Le fonti di ispiarazione per la messa in scena ibrida come quella di Polisse sono varie e, al di là di qualche involontario riferimento al cinema francese, è di fatto la matrice televisiva l’origine rivendicata dalla stessa Maiwenn: Enquete d’Action (una sorta di inchiesta stile Rai 1), rivisitato mescolando elementi d’intreccio poliziesco e Real TV (ogni scena viene filmata con tre telecamere digitali) alla struttura episodica di certe serie comiche commerciali tanto popolari sui canali francesi. Da un lato una società francese (su misura della sola Parigi) dove chiunque puo’ essere un genitore violento o un adolescente senza una guida, dall’altro una brigata-famiglia, forte e fragile, rumorosa e ruvida ma dal cuore grande, che urla corre grida s’indigna piange e infine ride e scherza per filtrare gli orrori del genere umano. Ma qui sta l’equilibrio sfalsato, qui Polisse si rivela per cio’ che, volente o nolente, in fondo è: un  feuilletton in linea con la televisione negli anni di Sarkozy, dove per ogni problema c’è una speciale  corpo di polizia che veglia notte e giorno e un’emissione di divulgazione pronta a filmare e tranquillizzare.

Preso questo declivio, Maiwenn non sa arginare la deriva, si fa prendere più delle vicende private dei suoi poliziotti, dalla messa in scena della sua stessa relazione ( Joeystarr è il suo compagno nella vita) e di se stessa (i dettagli biografici sono disseminati ovunque) e si permette di tutto, accumula, strafa, in una megalomania inconsapevole che non le permette alcuna presa di distanza. E mescola tutto perchè tutto sembra per lei poter coesistere sulla stessa superficie e a vere lo stesso spessore, dai i padri-padroni alla pizza al tartufo.
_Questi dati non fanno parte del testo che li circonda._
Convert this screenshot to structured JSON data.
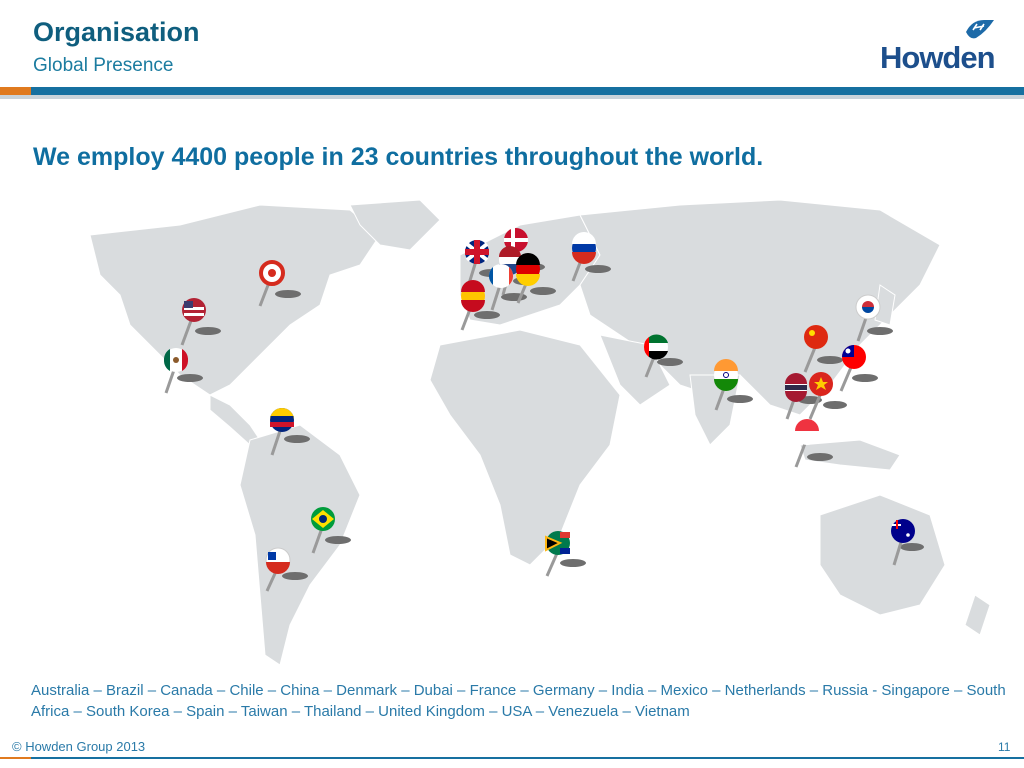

Ma soprattutto, in camera a spalla affinché l’effetto documentario e la tensione del montaggio rendano assimilabile il superficiale al vero, scivolano battutte e risate che, perso un po’ di vista l’impegno sociale, rivelano una scrittura e una regia troppo immatura per mantenere una sguardo dritto, anche a livello formale, su una tematica cosi difficile. Il risultato è che, dopo la prima metà del film, dopo che si è (e per forza) pianto di fronte ad un bimbo che non vuole separarsi dalla madre,  ci si trova a ridere di un’altra madre che masturba un bebé per farlo addormentare o a non notare la gratuità di uno scambio di battute davanti ad un feto morto. Cosi le risate cominciano a trascinare verso il basso, perché la messa in scena non sembra più garantire il rispetto necessario per le sofferenze delle vittime e il film si fa in fondo pericolosamente ingenuo, pretenzioso, formalmente degenerato, e problematico da un punto di vista morale.

La volontà di usare l’umorismo nella sua facoltà di auto-difesa per i personaggi scivola nel rischio che si rida a costo delle vittime e non più per esorcizzare le atrocità denuciate, perchè nella struttura stessa della narrazione, nei ritmi della scena e nella durata delle inquadrature, Maiwenn sceglie di mettere al centro non più la gravità degli atti, quanto la sdrammatizzazione degli stessi. Alla fine di Polisse rimane il senso di aver assistito a qualcosa di ambiguo, ad una malsana giostra di  comportamenti umani (gelosia, scontento, gelosia, malattia, attrazione, dolore, …) dove i bambini sono solo un pretesto (l’affiche d’altra parte, in un certo senso, diceva già tutto : gli attori col volto coperto dalla fotografia di un viso infantile) per mettere in scena un voyeurismo sugli adulti, un voyeurismo per Maiwenn forse necessario istintivo e narcisista perchè risultato o mezzo per esorcizzare un passato violento, ma anche inconsapevole di come la grazia stia più spesso nel non fare tutto cio’ che passa per la testa.

Il senso drammatico, superficiale e talvolta sgradevole di Maiwenn, d’altra parte, era forse prevedibile. In uno dei suoi film precedenti, Pardonnez-moi, si metteva in scena mentre affrontava, ormai adulta, il padre violento: tenendo una video-camera in spalle e leccando un chupa-chups.